Imagine the savings that might be realized if a part’s manufacturability were ensured prior to design release.
When a master model contains geometry that cannot be used by a downstream application, it forces the downstream user to clean up the model. These clean-ups are rarely communicated upstream, which undermines the organization’s ability to rely on the master representation of the data.
As a final example, an engineer used CADIQ to analyze and document the differences that stemmed from translations between the master model and its derivatives, so that the target models could be evaluated and corrected prior to their release to internal groups and the supply chain. The engineer also used CADIQ to analyze the quality of competing commercial translators (including both BREP and feature-based translators), native-to-native and native-to-neutral translation paths, and the results delivered by an offshore service provider.
CADIQ is identifying changes to a master model that will be used by various internal and external groups using different CAD systems.
Future of Predictive Interoperability
Many of ITI TranscenData’s clients envision intelligent interoperability applications that automatically repair issues found within a model or that launch an interactive process that offers tips to the designer for fixing the geometry or rebuilding the part. Others are hoping for robust tool suites that perform automated functions during PLM check-in and check-out processes. Some are already changing their engineering processes to ensure the manufacturability of their models or assemblies.
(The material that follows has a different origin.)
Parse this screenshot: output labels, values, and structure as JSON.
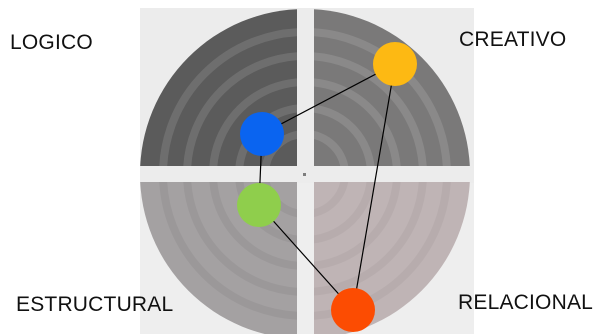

Regardless of the methods used, the future of predictive interoperability technologies like CADIQ will have the greatest impact when applied early in the product development process and paired with authoring tools to intelligently predict and fix intentional and unintentional downstream usability issues. Currently, CADIQ supports upstream needs by integrating with CAD and PLM systems, automated BREP-based repair tools, and 3D PDF for documenting downstream issues.